The currently available numerical tools for this material are mostly based on approaches incorporating only one scale of representation. Mesoscopic models are used in order to study structural details with an explicit representation of the constituents and of their behaviour. The range of applicability of these descriptions is however restricted by computational costs. At the other end of the spectrum, macroscopic descriptions used in structural computations rely on phenomenological constitutive laws representing the collective behaviour of the constituents. As a result, these macroscopic models are difficult to identify and sometimes lead to wrong failure mode predictions.

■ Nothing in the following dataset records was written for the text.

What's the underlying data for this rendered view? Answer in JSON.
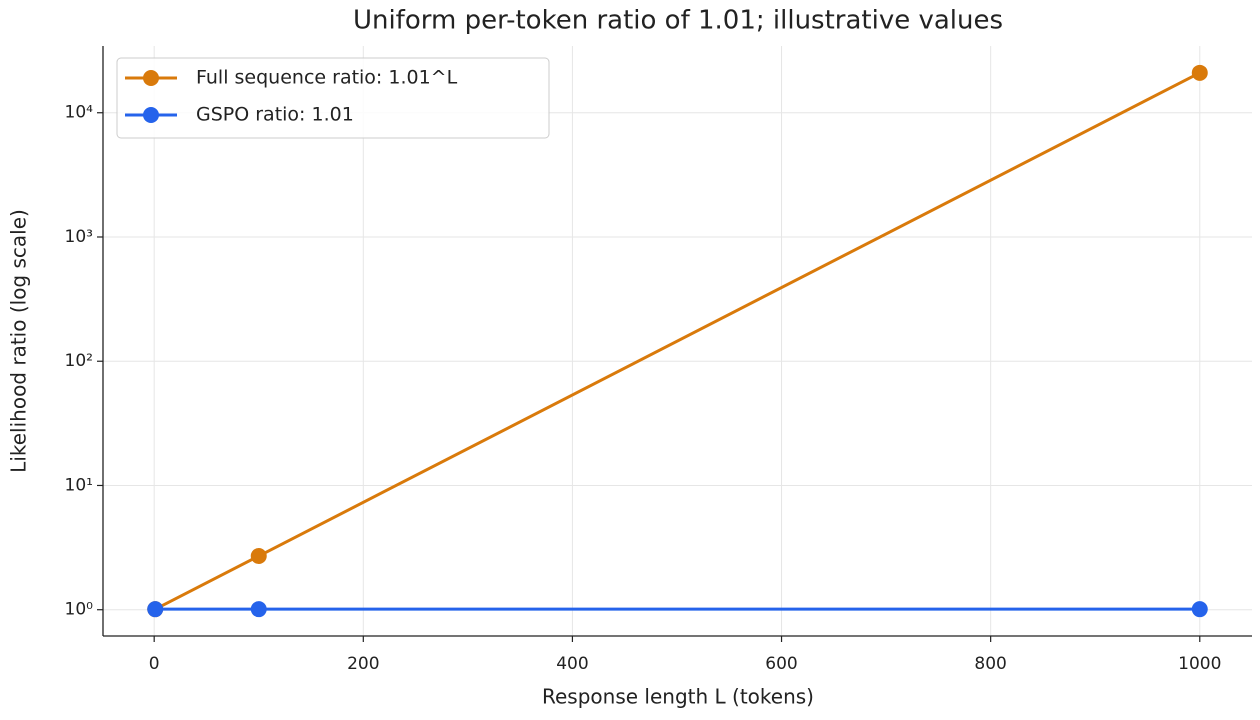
{
  "chart_data": {
    "type": "line",
    "title": "Uniform per-token ratio of 1.01; illustrative values",
    "x_label": "Response length L (tokens)",
    "y_label": "Likelihood ratio (log scale)",
    "x": [
      1,
      100,
      1000
    ],
    "series": [
      {
        "name": "Full sequence ratio: 1.01^L",
        "color": "#d97a0b",
        "values": [
          1.01,
          2.7048,
          20959.16
        ]
      },
      {
        "name": "GSPO ratio: 1.01",
        "color": "#2563eb",
        "values": [
          1.01,
          1.01,
          1.01
        ]
      }
    ],
    "xlim": [
      -48.95,
      1049.95
    ],
    "xticks": [
      0,
      200,
      400,
      600,
      800,
      1000
    ],
    "ylim": [
      0.6144,
      34453
    ],
    "yticks": [
      {
        "value": 1,
        "label": "10⁰"
      },
      {
        "value": 10,
        "label": "10¹"
      },
      {
        "value": 100,
        "label": "10²"
      },
      {
        "value": 1000,
        "label": "10³"
      },
      {
        "value": 10000,
        "label": "10⁴"
      }
    ],
    "y_scale": "log",
    "grid": true,
    "legend": "upper-left"
  }
}
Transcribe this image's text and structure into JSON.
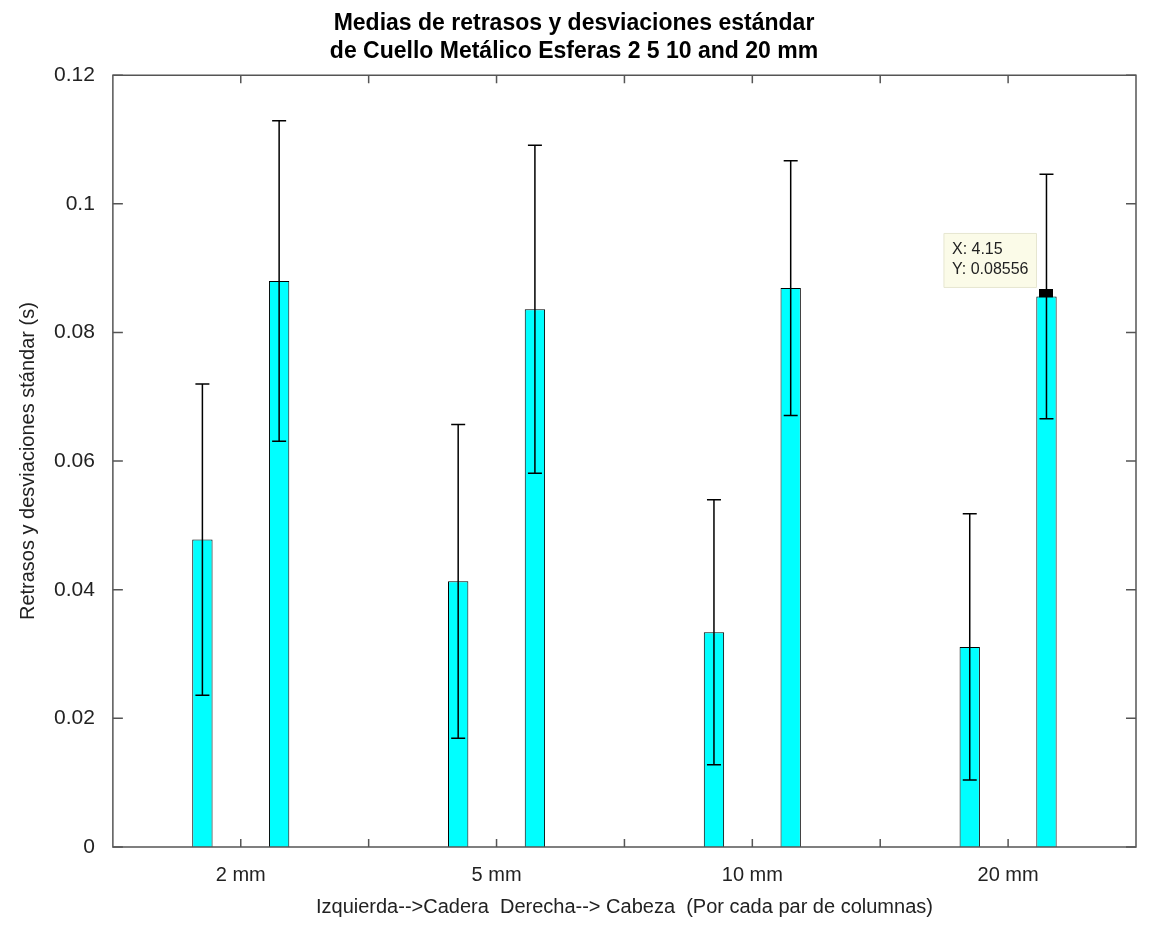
{
  "chart_data": {
    "type": "bar",
    "title": "Medias de retrasos y desviaciones estándar\nde Cuello Metálico Esferas 2 5 10 and 20 mm",
    "xlabel": "Izquierda-->Cadera  Derecha--> Cabeza  (Por cada par de columnas)",
    "ylabel": "Retrasos y desviaciones stándar (s)",
    "categories": [
      "2 mm",
      "5 mm",
      "10 mm",
      "20 mm"
    ],
    "ylim": [
      0,
      0.12
    ],
    "yticks": [
      0,
      0.02,
      0.04,
      0.06,
      0.08,
      0.1,
      0.12
    ],
    "series": [
      {
        "color": "#00ffff",
        "values": [
          0.0478,
          0.0413,
          0.0334,
          0.0311
        ],
        "errors": [
          0.0242,
          0.0244,
          0.0206,
          0.0207
        ]
      },
      {
        "color": "#00ffff",
        "values": [
          0.088,
          0.0836,
          0.0869,
          0.0856
        ],
        "errors": [
          0.0249,
          0.0255,
          0.0198,
          0.019
        ]
      }
    ],
    "annotations": [
      "X: 4.15\nY: 0.08556"
    ]
  }
}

The purpose of this study is to bridge the gap between mesoscopic and macroscopic representations and to propose a computational methodology for the analysis of plane masonry walls. To overcome the drawbacks of existing approaches, a multi-scale framework is used which allows to include mesoscopic behaviour features in macroscopic descriptions, without the need for an a priori postulated macroscopic constitutive law. First, a mesoscopic constitutive description is defined for the quasi-brittle constituents of the masonry material, the failure of which mainly occurs through stiffness degradation. The mesoscopic description is therefore based on a scalar damage model. Plane stress and generalized plane state assumptions are used at the mesoscopic scale, leading to two-dimensional macroscopic continuum descriptions. Based on periodic homogenization techniques and unit cell computations, it is shown that the identified mesoscopic constitutive setting allows to reproduce the characteristic shape of (anisotropic) failure envelopes observed experimentally. The failure modes corresponding to various macroscopic loading directions are also shown to be correctly captured. The in-plane failure mechanisms are correctly represented by a plane stress description, while the generalized plane state assumption, introducing simplified three-dimensional effects, is shown to be needed to represent out-of-plane failure under biaxial compressive loading. Macroscopic damage-induced anisotropy resulting from the constituents' stacking mode in the material, which is complex to represent properly using macroscopic phenomenological constitutive equations, is here obtained in a natural fashion. The identified mesoscopic description is introduced in a scale transition procedure to infer the macroscopic response of the material. The first-order computational homogenization technique is used for this purpose to extract this response from unit cells. Damage localization eventually appears as a natural outcome of the quasi-brittle nature of the constituents. The onset of macroscopic localization is treated as a material bifurcation phenomenon and is detected from an eigenvalue analysis of the homogenized acoustic tensor obtained from the scale transition procedure together with a limit point criterion. The macroscopic localization orientations obtained with this type of detection are shown to be strongly related to the underlying mesostructural failure modes in the unit cells.

A well-posed macroscopic description is preserved by embedding localization bands at the macroscopic localization onset, with a width directly deduced from the initial periodicity of the mesostructure of the material. This allows to take into account the finite size of the fracturing zone in the macroscopic description. As a result of mesoscopic damage localization in narrow zones of the order of a mortar joint, the material response computationally deduced from unit cells may exhibit a snap-back behaviour. This precludes the use of such a response in the standard strain-driven multi-scale scheme.

Adaptations of the multi-scale framework required to treat the mesostructural response snap-back are proposed. This multi-scale framework is finally applied for a typical confined shear wall problem, which allows to verify its ability to represent complex structural failure modes.